A mysterious experience that begins in prayer.

The transfiguration is a significant turning point in Jesus’ life. If you remember the story of the Exodus—the Hebrew people fleeing Egypt to escape slavery, wandering through the wilderness for 40 years before crossing the Jordan River into the promised land—it was not an easy journey. It was long, it was arduous, it was filled with doubt and frustration and anger. The people turned against their leader Moses. They were so scared they wanted to go back to Egypt—the very place where they had been slaves.

So if you think about how difficult it was for the people of God to leave oppression and move to freedom, Luke is telling us Jesus’ journey to Jerusalem will also be difficult. It will include suffering and grief and anguish before he will be glorified. And in this moment on the mountain, Jesus is reminded who he is and what his life is about. There is no promise of an easy life but there is a confirmation of who God has created him to be—a confirmation for Jesus and for Peter, James and John.

Sometimes we think of “mountaintop experiences” as beautiful sunsets and an escape from the world. That’s not this story. Professor Paul Galbreath says this mountaintop experience was “preparation for and [a] recommitment to the nitty-gritty work of encountering the demonic forces that oppress, subjugate, and hold people captive.”[6]

And the very next day, Jesus and his disciples are met by a crowd of people, including a man whose only child is held captive by an evil spirit.
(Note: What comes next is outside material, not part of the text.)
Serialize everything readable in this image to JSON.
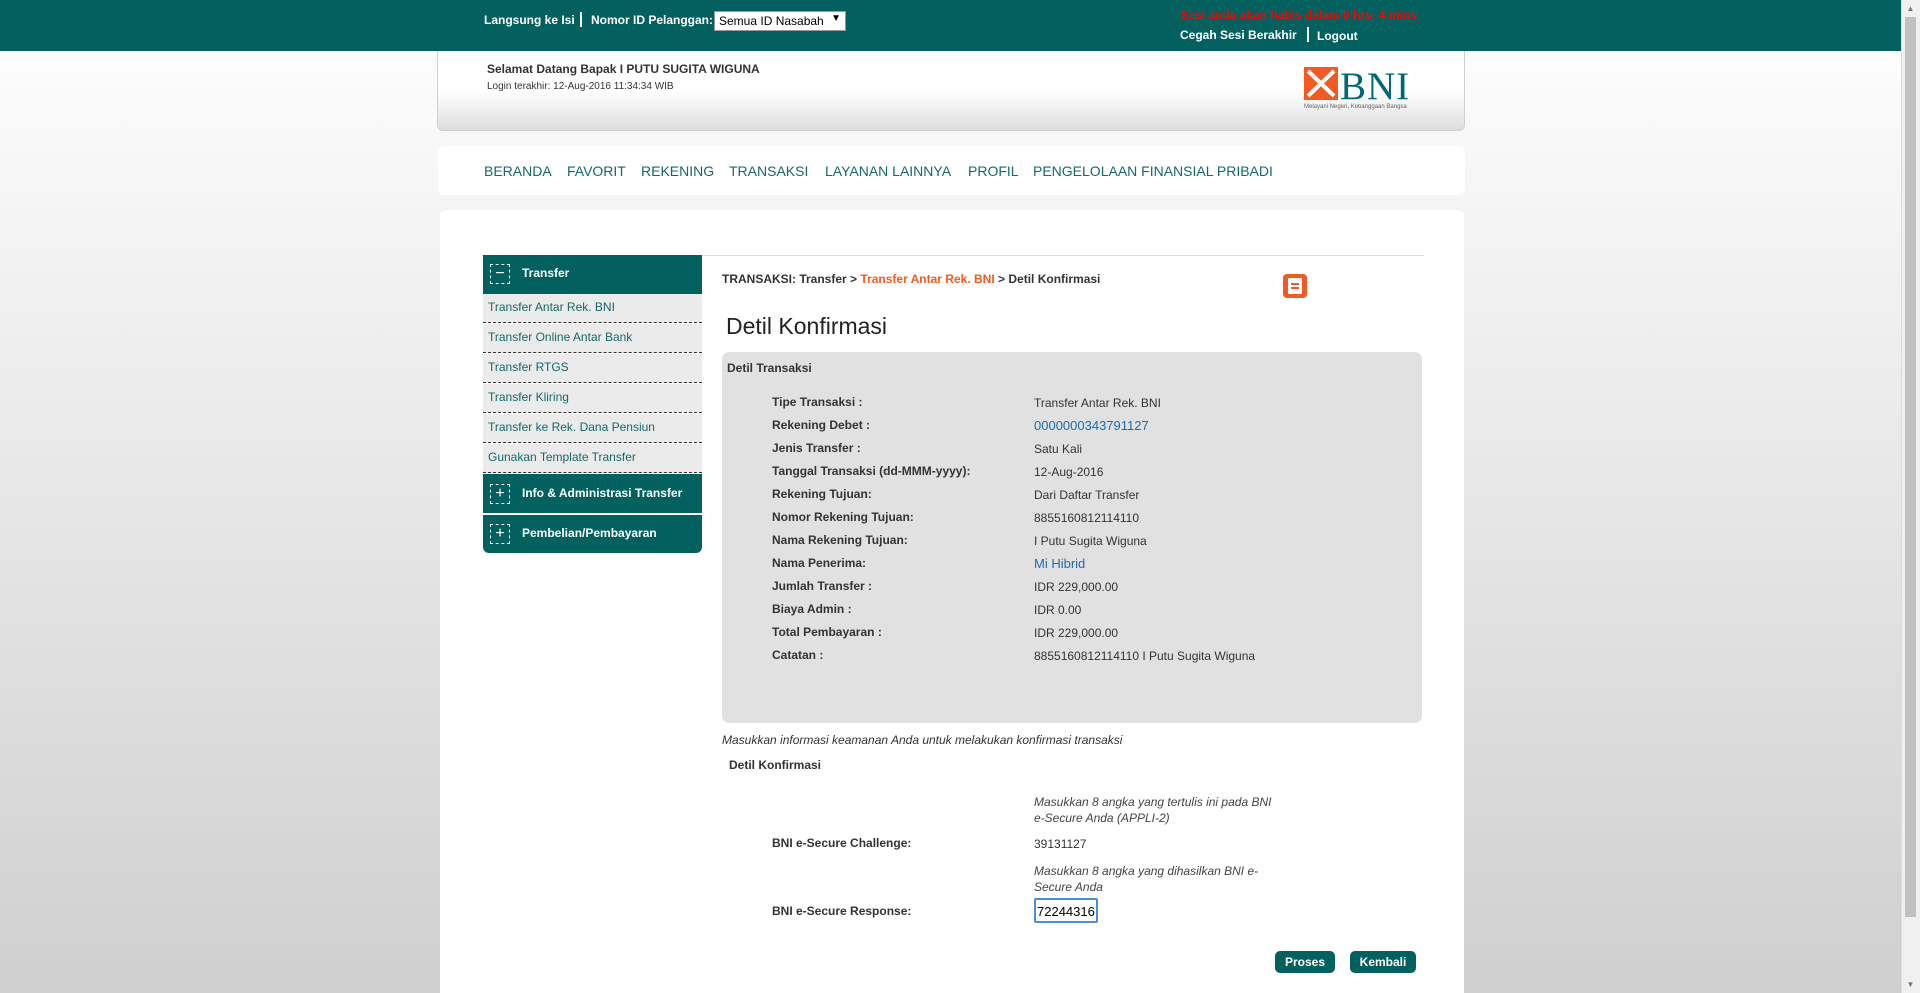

Transfiguration doesn’t take Jesus out of the painful suffering of the world, it puts him right into it. And the disciples too.

We may feel a little funny talking about evil spirits but think about demons we know today: addiction, poverty, racism, sexism, heterosexism, xenophobia. These are certainly demons that “oppress, subjugate, and hold people captive”[7]—they hold individuals and whole communities captive.

Earlier in chapter 9, Jesus has given the disciples power and authority over all demons and to cure disease, but for some reason they are unable to cast out this demon and heal the boy. The story doesn’t tell us why. But it does tell us that Jesus can. “Jesus rebukes the evil spirit, and the demon exits the young boy as a sign of the power of God incarnate in Jesus Christ.”[8] The power of God the three disciples encountered on the mountain: “This is my Son, my Chosen; listen to him!”

So in this story we have a mystery encountered in prayer that prepares us to meet the suffering in the world through the power of God incarnate in Jesus Christ. It was true for the disciples then. May it be true for us today.

Lord God, you have called your servants
to ventures of which we cannot see the ending,
by paths as yet untrodden, through perils unknown.
Give us faith to go out with good courage,
not knowing where we go,
but only that your hand is leading us
and your love supporting us.[9] Amen.

* * *

[1] Fred B. Craddock, Luke, (Louisville: John Knox Press, 1990), 131.

[2] Ibid., 134.

[3] Luke Timothy Johnson, The Gospel of Luke, (Collegeville, MN: The Liturgical Press, 1991), 152.

[4] Lillian Daniel, “Dazzling and Beloved” in The Lectionary Preaching Planner,” eds. Janna L Childers, Lucy A. Rose, Leonora Tubbs Tisdale and Beverly A. Zink-Sawyer, Nashville: Abingdon, 1996-2004.

[5], accessed 6 February 2016.

[6] Paul Galbreath, “Homiletical Perspective – Luke 9.28-43a,” Feasting on the Gospels – Luke Vol. 1, Cynthia A. Jarvis and E. Elizabeth Johnson, eds. (Louisville: Westminster John Knox Press, 2014), 271.

[7] Ibid.

[8] Ibid.

[9] Quoted in Heidi Neumark, Breathing Space: A Spiritual Journey in the South Bronx, (Boston: Beacon Press, 2003), p274.